Dilemmas surrounding the diagnosis of deep brain stimulation electrode infection without associated wound complications: A series of two cases

Surg Neurol Int. 2016 Feb 10;7(Suppl 4):S121-4. doi: 10.4103/2152-7806.176133. eCollection 2016.

Abstract

Background: When wounds are benign, diagnosis of deep brain stimulation (DBS) electrode infection and associated intraparenchymal infection can be challenging. Only a couple, such cases exist in literature. Since infections of the central nervous system can be life-threatening, prompt diagnosis is necessary to prevent neurological injury. Employed within the appropriate context, magnetic resonance imaging (MRI) of the brain, as well as laboratory data and clinical presentation, may help guide diagnosis.
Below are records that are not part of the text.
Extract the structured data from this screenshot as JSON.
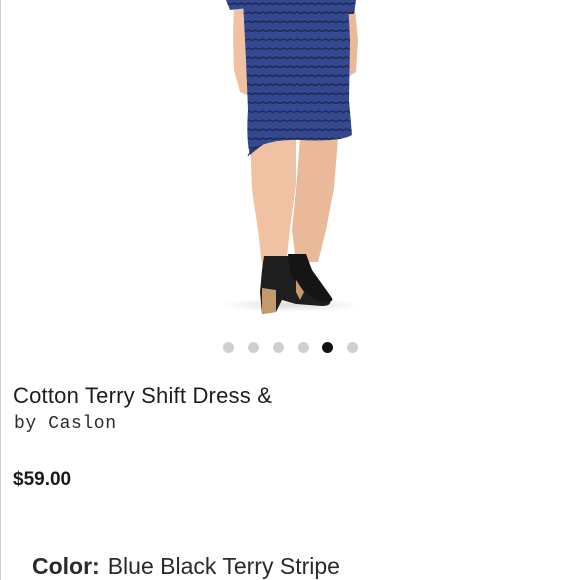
{
  "product": {
    "title": "Cotton Terry Shift Dress &",
    "brand": "by Caslon",
    "price": "$59.00",
    "color_label": "Color:",
    "color_value": "Blue  Black Terry Stripe"
  },
  "carousel": {
    "total_images": 6,
    "active_index": 4
  },
  "colors": {
    "active_dot": "#111111",
    "inactive_dot": "#cfcfcf",
    "dress_blue": "#2f4690"
  }
}
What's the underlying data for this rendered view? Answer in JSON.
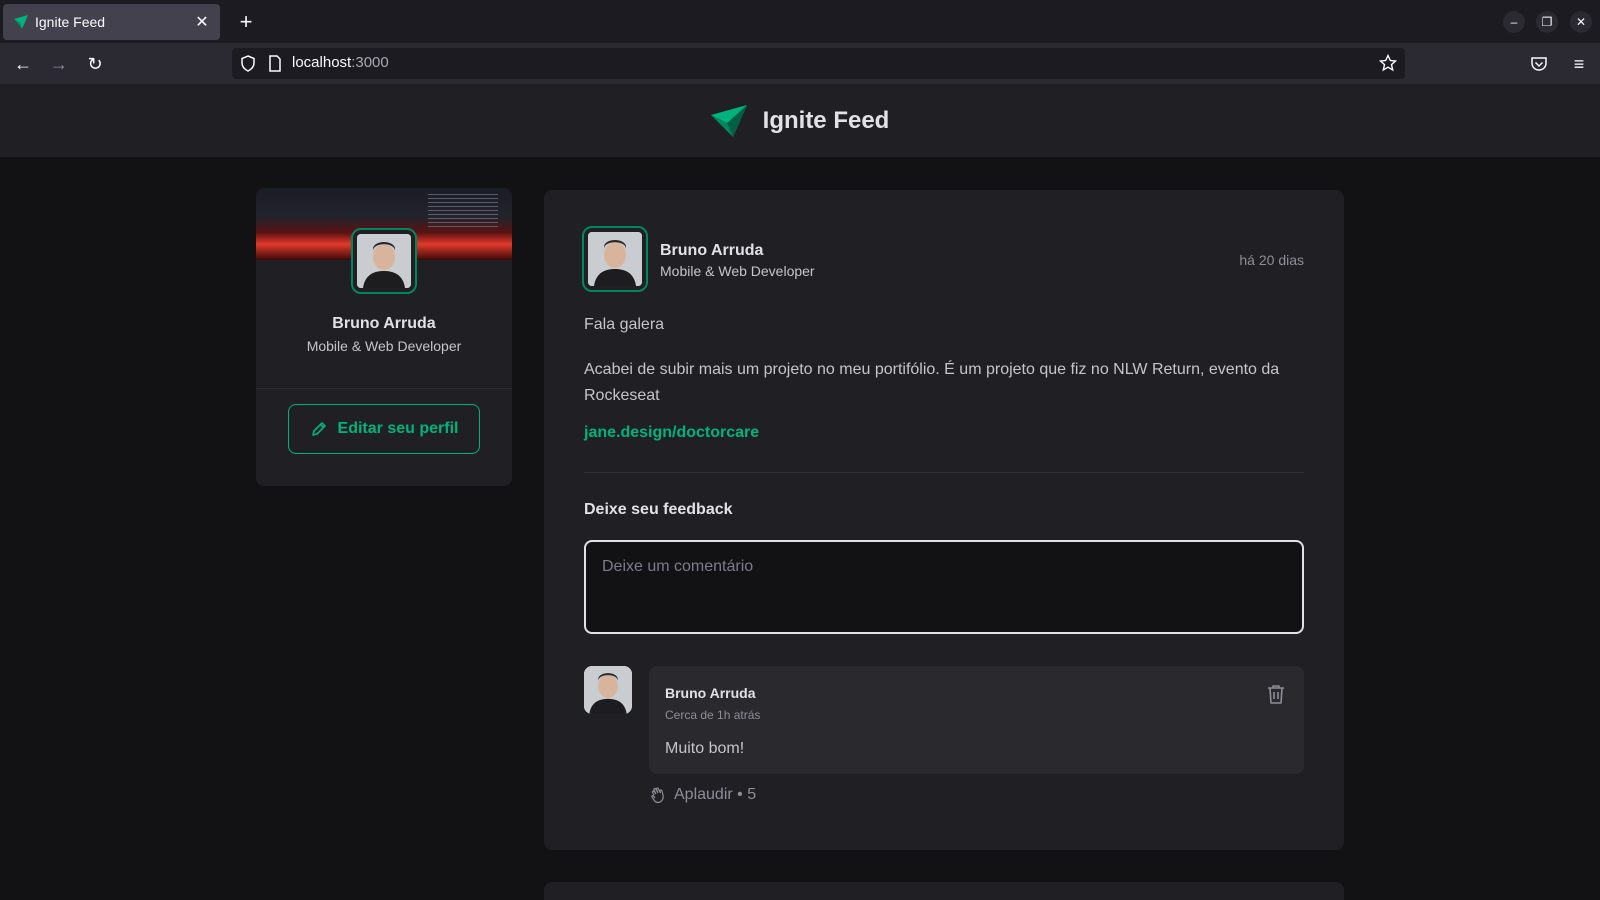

Case descriptions: Case 1 - A 55-year-old male with bilateral DBS electrodes and generators (49 days from last procedure), who presented with confusion and fever. Pertinent positive laboratory was white blood cell 20.5K. MRI of the brain showed edema with enhancement along the right DBS electrode. Wound exploration revealed gross purulence in the subgaleal space. The entire system was removed; cultures from subgaleal space revealed Propionibacterium acnes; cultures from electrode were negative. The patient was sent home on antibiotics. Case 2 - A 68-year-old male with a right DBS electrode (11 days from placement), who presented after an unwitnessed fall, followed by confusion and amnesia. Pertinent laboratory examinations were negative. MRI of the brain showed edema with enhancement along the DBS electrode. Wound exploration revealed no infection. The DBS system was left in place; final cultures were negative; no antibiotics were prescribed. Repeat MRI showed resolving fluid-attenuated inversion recovery (FLAIR) signal and contrast enhancement.

Conclusions: Contrast enhancement, T2 FLAIR, and diffusion weighted imaging are influenced by postoperative changes. Caution is stressed regarding dependence on these features for acute diagnosis of infection and indication for electrode removal. Timing of the imaging after surgery must be considered. Other factors, such as systemic signs and abnormal laboratory data, should be evaluated. Based on these guidelines, retrospectively, the patient in Case 2 should not have been rushed for a wound exploration; close observation with serial imaging and laboratory data may have prevented an unnecessary procedure.

Keywords: Cerebral infection; contrast enhancement; deep brain stimulation; edema; fluid attenuated inversion recovery; magnetic resonance imaging.